Dramatic music. An Atomic Bomb going off on the big screen. Mike Monteiro has arrived and hands out his booklet of 10 rules of ethics to an intrigued audience. Starting with his reason for not being on twitter anymore (they are cowardly and opportunistic and should ban Trump…) he makes a case for why these “white boys” behind the big cooperation have a responsibility when the release something into the world that impacts so many people. “You need a license to be a doctor or even a dog walker…but not to work with our privacy” he says. His Key point is that You are FREE, help others be FREE. You are lucky. We are ordinary people. Your job is a choice, please to it right. Have a spine and say NO! And follow these 10 rules.
Rolf Molich From Dialog Design did a talk on Ethical Dilemmas in User Experience. His key point was that sometimes it is necessary to say NO and face the consequences. He posed 4 ethical dilemmas for a UX’er to the room that we had to answer through a survey on a phones live, and discussed the results. On the scroll you can see the UXPA code of conduct, which you should follow.
Stine Mosegaard Vilhelmsen from Design-people talked about Design and Innovation with a gender lens, focusing on the female consumers as a business potential. She begins with covering 6 reasons why you should design for women, from the fact that they control almost 80% of the spending worldwide to the fact that womens income is on the rise. Men design for other men, but that should stop because studies show that the traits that control spending decisions differs between men and women! There are no difference in abilities between the genders, but the motivation is different. Don’t just “pink it up” when you market a product to women, understand that they view the product as a whole experience rather than its features. Include women in the testing of products! Did you know a lot of medicine is only tested on men? And a lot of car safety is only tested on male dummies? When Apple released their health app they had forgotten about the menstrual cycle tracking in the first version.
The talk by Tim Daniel Hansen on the topic of Sex robots and ethics (and my discussion with him afterwards about the use of child robots…) will haunt me for a long time to come. During his talk he showed footage of how a sex robot is made – and it is much less like the elegant but scary techy intro of Westworld and more like making human sized Barbies… but somehow because of all the parts dangling around being assembled, it made me think of a slaughterhouse….
In his talk Tim asks the question “Do android get erotic nightmares?” and the answer is yes. If we continue to not take ethical and tech aspects seriously both humans and robots will get nightmares. His reason for asking this question is because first of all we are in a moment in history where singularity might not be far off. Secondly he gets furious when he sees tech titans not taking responsibility. And last but not least because responsible development comes from within!
The talk by Dave Dylan Thomas on designing for cognitive bias was really interesting, and I will have to go through the 100+ different biases myself sometime!

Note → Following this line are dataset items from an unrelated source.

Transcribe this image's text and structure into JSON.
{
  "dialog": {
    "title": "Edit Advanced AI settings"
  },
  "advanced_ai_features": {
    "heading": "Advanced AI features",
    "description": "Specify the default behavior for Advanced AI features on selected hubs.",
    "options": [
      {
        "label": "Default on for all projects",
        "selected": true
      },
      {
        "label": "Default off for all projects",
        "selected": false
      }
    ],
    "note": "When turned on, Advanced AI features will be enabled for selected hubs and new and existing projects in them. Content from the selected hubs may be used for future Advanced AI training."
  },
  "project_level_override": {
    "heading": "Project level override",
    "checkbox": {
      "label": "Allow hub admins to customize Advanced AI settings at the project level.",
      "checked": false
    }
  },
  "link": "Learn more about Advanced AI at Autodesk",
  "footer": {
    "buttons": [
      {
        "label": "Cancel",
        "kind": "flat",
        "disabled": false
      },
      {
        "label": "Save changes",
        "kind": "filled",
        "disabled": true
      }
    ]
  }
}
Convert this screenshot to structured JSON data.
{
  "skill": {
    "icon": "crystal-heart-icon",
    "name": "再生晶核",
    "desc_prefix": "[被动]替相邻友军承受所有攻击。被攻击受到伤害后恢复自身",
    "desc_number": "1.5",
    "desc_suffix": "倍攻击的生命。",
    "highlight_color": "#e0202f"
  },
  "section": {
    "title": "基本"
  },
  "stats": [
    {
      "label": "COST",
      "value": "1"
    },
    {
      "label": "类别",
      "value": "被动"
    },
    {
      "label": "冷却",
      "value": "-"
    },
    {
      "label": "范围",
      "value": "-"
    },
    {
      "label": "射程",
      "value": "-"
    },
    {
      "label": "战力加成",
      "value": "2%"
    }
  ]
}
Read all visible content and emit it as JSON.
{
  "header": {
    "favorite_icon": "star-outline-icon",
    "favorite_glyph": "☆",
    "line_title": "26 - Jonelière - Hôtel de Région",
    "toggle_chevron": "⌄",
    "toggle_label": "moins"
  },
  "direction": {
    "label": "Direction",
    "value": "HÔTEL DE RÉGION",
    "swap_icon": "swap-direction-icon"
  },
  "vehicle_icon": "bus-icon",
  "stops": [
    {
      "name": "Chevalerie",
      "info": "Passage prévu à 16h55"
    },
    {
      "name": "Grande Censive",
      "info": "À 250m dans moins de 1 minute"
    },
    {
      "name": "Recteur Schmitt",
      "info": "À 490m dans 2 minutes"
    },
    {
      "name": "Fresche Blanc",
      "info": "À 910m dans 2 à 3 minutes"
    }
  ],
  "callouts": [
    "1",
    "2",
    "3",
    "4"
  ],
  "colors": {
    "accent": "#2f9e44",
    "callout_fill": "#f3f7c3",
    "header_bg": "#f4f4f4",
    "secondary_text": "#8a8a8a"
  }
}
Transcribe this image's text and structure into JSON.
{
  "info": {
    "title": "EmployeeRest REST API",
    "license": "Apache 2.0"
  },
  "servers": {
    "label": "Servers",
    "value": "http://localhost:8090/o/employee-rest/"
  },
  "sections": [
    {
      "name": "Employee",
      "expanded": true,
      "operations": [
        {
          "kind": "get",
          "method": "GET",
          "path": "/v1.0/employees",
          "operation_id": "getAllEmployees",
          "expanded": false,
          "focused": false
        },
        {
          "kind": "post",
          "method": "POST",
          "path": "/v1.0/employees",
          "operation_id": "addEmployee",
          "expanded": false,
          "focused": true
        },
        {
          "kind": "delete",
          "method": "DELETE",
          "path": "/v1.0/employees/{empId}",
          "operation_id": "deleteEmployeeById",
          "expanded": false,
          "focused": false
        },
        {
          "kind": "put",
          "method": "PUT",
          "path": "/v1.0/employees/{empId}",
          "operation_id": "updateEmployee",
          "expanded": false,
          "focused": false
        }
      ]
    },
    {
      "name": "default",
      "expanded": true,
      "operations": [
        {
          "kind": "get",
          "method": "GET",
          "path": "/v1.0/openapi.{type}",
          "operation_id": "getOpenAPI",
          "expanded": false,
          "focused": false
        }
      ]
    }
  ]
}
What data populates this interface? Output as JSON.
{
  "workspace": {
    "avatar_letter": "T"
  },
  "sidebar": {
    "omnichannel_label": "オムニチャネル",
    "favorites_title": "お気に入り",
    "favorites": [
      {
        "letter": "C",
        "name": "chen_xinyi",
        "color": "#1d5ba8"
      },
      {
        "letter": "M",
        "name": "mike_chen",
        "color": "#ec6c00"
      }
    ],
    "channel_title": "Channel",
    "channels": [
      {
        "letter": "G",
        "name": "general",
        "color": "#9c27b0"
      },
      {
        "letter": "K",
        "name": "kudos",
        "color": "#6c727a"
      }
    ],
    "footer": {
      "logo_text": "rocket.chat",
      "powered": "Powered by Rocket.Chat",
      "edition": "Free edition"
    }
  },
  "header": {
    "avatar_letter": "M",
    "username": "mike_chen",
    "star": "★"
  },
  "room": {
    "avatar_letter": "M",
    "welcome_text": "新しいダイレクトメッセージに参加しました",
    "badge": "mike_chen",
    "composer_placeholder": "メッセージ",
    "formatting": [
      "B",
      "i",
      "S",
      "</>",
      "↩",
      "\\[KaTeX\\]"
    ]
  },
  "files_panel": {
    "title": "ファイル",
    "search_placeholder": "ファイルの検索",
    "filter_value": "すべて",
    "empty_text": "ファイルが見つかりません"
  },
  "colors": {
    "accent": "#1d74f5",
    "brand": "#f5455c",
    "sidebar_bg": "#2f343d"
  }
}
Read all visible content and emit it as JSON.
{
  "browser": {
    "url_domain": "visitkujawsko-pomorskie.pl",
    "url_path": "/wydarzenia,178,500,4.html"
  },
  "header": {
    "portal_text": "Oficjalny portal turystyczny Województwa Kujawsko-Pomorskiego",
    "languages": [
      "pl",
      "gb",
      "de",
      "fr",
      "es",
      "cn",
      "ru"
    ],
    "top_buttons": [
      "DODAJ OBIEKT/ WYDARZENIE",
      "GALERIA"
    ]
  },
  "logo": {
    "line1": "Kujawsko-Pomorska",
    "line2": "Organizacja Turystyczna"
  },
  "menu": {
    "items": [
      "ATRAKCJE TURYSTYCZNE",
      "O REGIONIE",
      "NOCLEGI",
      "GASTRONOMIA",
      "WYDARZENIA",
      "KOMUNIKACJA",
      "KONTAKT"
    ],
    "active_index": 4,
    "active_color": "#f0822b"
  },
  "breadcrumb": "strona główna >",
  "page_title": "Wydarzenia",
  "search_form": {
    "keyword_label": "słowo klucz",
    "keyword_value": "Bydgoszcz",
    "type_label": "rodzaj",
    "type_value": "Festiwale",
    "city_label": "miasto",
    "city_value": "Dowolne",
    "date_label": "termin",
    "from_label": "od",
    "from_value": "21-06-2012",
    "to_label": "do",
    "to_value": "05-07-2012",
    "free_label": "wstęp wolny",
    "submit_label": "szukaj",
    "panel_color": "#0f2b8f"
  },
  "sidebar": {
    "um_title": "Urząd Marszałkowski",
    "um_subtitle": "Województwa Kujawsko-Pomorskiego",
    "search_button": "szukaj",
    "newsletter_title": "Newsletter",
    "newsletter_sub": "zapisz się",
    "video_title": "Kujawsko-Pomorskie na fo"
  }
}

Some of the biases he goes through were, “Illusion of control”, “Confirmation bias”, “bandwagon effect” , “choice architecture”, “Recency” and more! His key point was that we should use these mental shortcuts for GOOD! We cannot avoid them even when we are aware of them, so we should design knowing of their existence instead. A good example is to do blind resumes.
The Workshop by Teo Choong Ching from Rakuten Viki (I am a BIG fan of their tv show Dramaworld!) was on using sketchstorming. During his workshop we were introduced to working visually with idea generation and its benefits, and guided through a practical demonstration in groups.